Indramayu, 19 Januari 2014. Curah
hujan yang tinggi hingga banjir melanda 17 Kecamatn di wilayah Kabupaten
Indramayu mendatangkan banyak spekulasi, salah satu wacana adalah karena adanya
rekayasa hujan di Jabotabek sehingga hujan lebih banyak terkonsentrasi di
wilayah Kabupaten Indramayu dan sekitarnya.
Apa sih maksuda dari rekayasa
hujan itu?
Rekayasa hujan yang biasa dikenal
dengan istilah Tehnologi Merekayasa Cuaca (TMC) selama ini sudah banyak
berfungsi dalam meningkatkan curah hujan. Umumnya, teknik ini digunakan untuk
menurunkan hujan di daerah yang tengah dilanda kekeringan.
Namun dalam pelaksanaanya fungsi
ini berubah, yang mana TMC dapat dimanfaatkan untuk mengantisipasi terjadinya
banjir akibat dari tingginya curah hujan.
Adapun, cara kerja TMC ialah
dengan melakukan penyemaian awan (cloud seeding) menggunakan bahan-bahan yang
bersifat higroskopik (menyerap air). Sehingga proses pertumbuhan butir-butir
hujan dalam awan akan meningkat dan selanjutnya akan mempercepat terjadinya
hujan.
Kiprah
TMC
Selanjutnya bagaimana awal
tonggak dimulainya perkembangan modifikasi cuaca di dunia dan Indonesia. Di
dunia, TMC bukanlah hal baru, penerapan teknologi ini sudah dipakai oleh lebih
dari 60 negara di dunia, termasuk Indonesia yang mulai menerapkan sejak 26
Januari-25 Maret 2013. Padahal, teknologi ini telah diperkenalkan dan
diuji-coba oleh pemerintahan Presiden Soeharto pada 1977.
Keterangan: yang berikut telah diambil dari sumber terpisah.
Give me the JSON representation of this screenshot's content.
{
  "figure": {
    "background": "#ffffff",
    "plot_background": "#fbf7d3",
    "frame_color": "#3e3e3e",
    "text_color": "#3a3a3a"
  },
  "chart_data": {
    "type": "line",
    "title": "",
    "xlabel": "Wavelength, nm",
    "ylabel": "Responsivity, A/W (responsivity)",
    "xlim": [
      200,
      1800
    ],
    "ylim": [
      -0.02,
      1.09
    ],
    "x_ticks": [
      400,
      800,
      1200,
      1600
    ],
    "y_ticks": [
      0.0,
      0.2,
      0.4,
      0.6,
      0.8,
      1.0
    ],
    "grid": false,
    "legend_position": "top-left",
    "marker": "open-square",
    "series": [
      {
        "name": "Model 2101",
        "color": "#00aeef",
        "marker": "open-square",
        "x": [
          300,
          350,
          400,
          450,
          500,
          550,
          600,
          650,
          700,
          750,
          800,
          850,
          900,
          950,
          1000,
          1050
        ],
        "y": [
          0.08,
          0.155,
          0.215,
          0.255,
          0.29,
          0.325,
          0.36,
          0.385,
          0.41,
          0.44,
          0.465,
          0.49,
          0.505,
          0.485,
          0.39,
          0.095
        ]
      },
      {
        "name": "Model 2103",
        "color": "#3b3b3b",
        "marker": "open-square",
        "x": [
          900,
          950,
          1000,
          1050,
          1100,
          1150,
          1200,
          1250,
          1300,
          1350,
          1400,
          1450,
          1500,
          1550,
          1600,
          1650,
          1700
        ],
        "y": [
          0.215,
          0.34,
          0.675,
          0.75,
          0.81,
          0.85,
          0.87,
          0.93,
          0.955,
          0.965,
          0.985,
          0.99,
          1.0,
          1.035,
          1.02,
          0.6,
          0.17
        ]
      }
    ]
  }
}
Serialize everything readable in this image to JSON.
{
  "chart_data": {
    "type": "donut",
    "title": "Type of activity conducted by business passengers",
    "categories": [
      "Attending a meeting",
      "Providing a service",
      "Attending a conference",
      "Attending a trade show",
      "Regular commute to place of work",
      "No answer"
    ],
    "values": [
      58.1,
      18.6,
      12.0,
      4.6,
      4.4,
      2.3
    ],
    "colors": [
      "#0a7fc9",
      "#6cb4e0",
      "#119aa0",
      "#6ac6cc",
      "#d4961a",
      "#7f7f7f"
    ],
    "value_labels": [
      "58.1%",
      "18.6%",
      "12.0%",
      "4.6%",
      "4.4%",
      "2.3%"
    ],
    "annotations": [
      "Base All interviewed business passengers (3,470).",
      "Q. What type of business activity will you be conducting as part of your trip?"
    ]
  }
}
Dipaparkan lebih detil, sejarah
TMC dunia bermula pada 1946 ketika Vincent Schaefer dan Irving Langmuir
mendapatkan fenomena terbentuknya kristal es dalam lemari pendingin, saat
Schaever secara tidak sengaja melihat hujan yang berasal dari nafasnya waktu
membuka lemari es.
Lalu pada 1947, Bernard Vonnegut
mendapatkan terjadinya deposit es pada kristal perak iodida (Agl) yang
bertindak sebagai inti es. Pada suatu hari, Vonnegut tanpa disengaja melihat
titik air di udara ketika sebuah pesawat tebang dalam rangka reklame Pepsi Cola
dengan membuat tulisan asap nama minuman itu.
Cara Kerja
Cara Kerja
TMC memiliki cara kerja, yakni
awalnya hujan diturunkan lebih dahulu di beberapa wilayah. Dalam sekali
pengaplikasiannya, umumnya menghabiskan 3.000 karung garam Perak Iodida seberat
4 ton yang diangkut menggunakan pesawat Hercules C-130 TNI-AU dan CASA 212-200.
Setelah mencapai spot, seluruh
garam tersebut ditebar. Untuk sekali operasi, biaya yang dihabiskan sekira Rp. 13-2o
miliar. “Tidak murah biayanya, bisa mencapai 20 miliar,” kata Seto.
Selain menggunakan pesawat,
modifikasi cuaca juga dapat dilakukan dengan menggunakan flare (roket) yang
menembakkan garam ke awan. Hari ini, Selasa (14/1/2014), TNI AU bekerjasama
dengan BNPB melakukan modifikasi uaca di wilayah Jabodetabek dengan menggunakan
pesawat Hercules C-130 dari Lanud Halim Perdankusuma, kegiatan ini sendiri
dimulai pada pukul 09.00 WIB.
Namun demikian, kata Seto,
bagaimanapun, teknologi ini tidak bisa menjamin wialyah Jabodetabek terbebas
dari banjir. Meski demikian, teknologi ini diklaim cukup signifikan dalam
mengurangi curah hujan, yang pada akhirnya bisa mengurangi peluang
terjadinya banjir.
Ternyata rekayasa hujan yang
diterapkan untuk mengurangi beban banjir di Jabotabek dengan cara merekayasa
hujan adalah tidak ada hubungannya dengan curah hujan tinggi yang terjadi di
Kabupaten Indramayu. Tidak lain hal ini terjadi karena kondisi cuaca, yang
ternyata kondisi ini juga dialami oleh seluruh wilayah Indonesia.